UPDATE: City, county governments file suit against opioid makers, companies
By: Jordan Larimore
CARTHAGE, Mo. — Several Missouri county and municipal governments, including Joplin and Jasper County, on Wednesday filed a lawsuit against opioid manufacturers, pharmaceutical companies and pharmacies.
The suit, filed in Missouri's 22nd Circuit Court in St. Louis, alleges multiple instances of misconduct on the part of the defendants with respect to the marketing of OxyContin, a prescription opioid, and the distribution and management of it and other opioids. The city of Joplin and Jasper County joined Jefferson, Cape Girardeau, Christian, Crawford, Greene, Iron, Stone, Taney and Washington counties as plaintiffs in the suit.
In all, 48 drug companies and pharmacies are named as defendants, including Walgreens and CVS, Purdue Pharma and Teva Pharmaceuticals. Jack Garvey, a St. Louis attorney representing the governments, said the defendants "flooded" Joplin and Jasper County with prescription opioids in recent years.
"These companies created a bonfire full of toxic chemicals right in Joplin and walked away from it," he said. "And it's spreading noxious fumes and toxic fumes all across the county; they just left and said, 'Hey, it’s your problem.'"
A report released last month by U.S. Sen. Claire McCaskill said 1.6 billion opioid pills were shipped into Missouri between 2012 and 2017. The lawsuit mentions episodes of alleged mishandling of opioids that were also raised in McCaskill's report. Both cite a Missouri Board of Pharmacy disciplinary action against a Walgreens store at 2001 S. Main St. in Joplin where a pharmacy technician allegedly altered inventory numbers to divert 57,000 pills between February and June 2016.
Garvey said the suit alleges two "levels of liability." First, he says, pharmaceutical companies marketed opioids as safe, nonaddictive medications that could be used to treat chronic pain. The purpose of opioids, he says, is to treat post-surgery pain or pain caused by cancer on a short-term basis.
"They then got aggressive sales staff, they corrupted scientific literature, they marketed aggressively against general practice doctors because there’s the most of them and they have the most access to the public," he said.
Second, Garvey alleges, pharmacies, distributors and others have failed to adequately monitor large shipments of opioid medications coming into concentrated areas. Such entities are legally required to report irregular orders or shipments of opioids, which Garvey said they have not done adequately.
A Walgreens spokesperson declined to comment on the suit, citing a company policy not to discuss pending litigation. Attempts to reach Purdue and CVS for comment were not successful.

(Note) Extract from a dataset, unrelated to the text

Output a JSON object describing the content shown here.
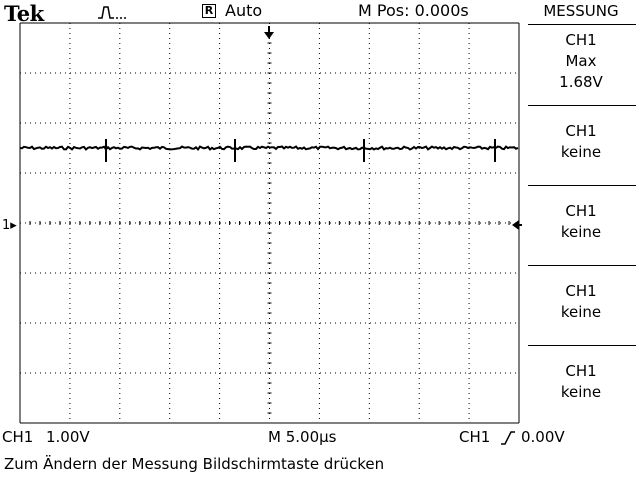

Elizabeth DeLuca, senior director of corporate communications for Teva, said the company complies with all federal and state regulations with regard to opioids, is working on non-opioid medications for pain relief and frequently coordinates with health care officials and others to prevent drug abuse.
"Teva is committed to the appropriate use of opioid medicines, and we recognize the critical public health issues impacting communities across the U.S. as a result of illegal drug use as well as the misuse and abuse of opioids that are available legally by prescription," she said.
John Bartosh, Jasper County presiding commissioner, said in a news conference called Thursday to discuss the lawsuit that 11 people died in Jasper County as a result of opioid overdoses between 2013 and 2017, and that the county saw 645 emergency room visits caused by opioid abuse or overdose between 2012 and 2016.
Commission attorney Norman Rouse said those numbers include heroin overdoses, which people who become addicted to opioids sometimes resort to in lieu of prescription drugs.
"The commissioners are committed, really committed, to getting the opioid problem under control," Bartosh said. "And we've joined up with 10 other counties to fight the ones in the chain that distribute the drugs."
The suit seeks unspecified monetary damages for Jasper County, claiming it has wrongfully incurred expenses related to the alleged actions of the defendants. The county is also asking for an award that would compensate it for future expenses related to the "new generation of addicts" Garvey says have been created by the opioid crisis.
"It starts impacting the sheriff's office, starts impacting the jail system, the court system, the prosecutor's office," Rouse said of the financial toll the epidemic can take on the county. "Between the prosecutor's office, the sheriff's office and the juveniles getting involved, I mean those are the three biggest parts of the county's budget."
Beyond money, though, Bartosh said, the end goal is to see opioid abuse curbed as much as possible.
"It's more to get this drug shut down," he said. "They've got to stop that chain of the drugs coming in — the sellers, the doctors that are overselling, that's what we're after."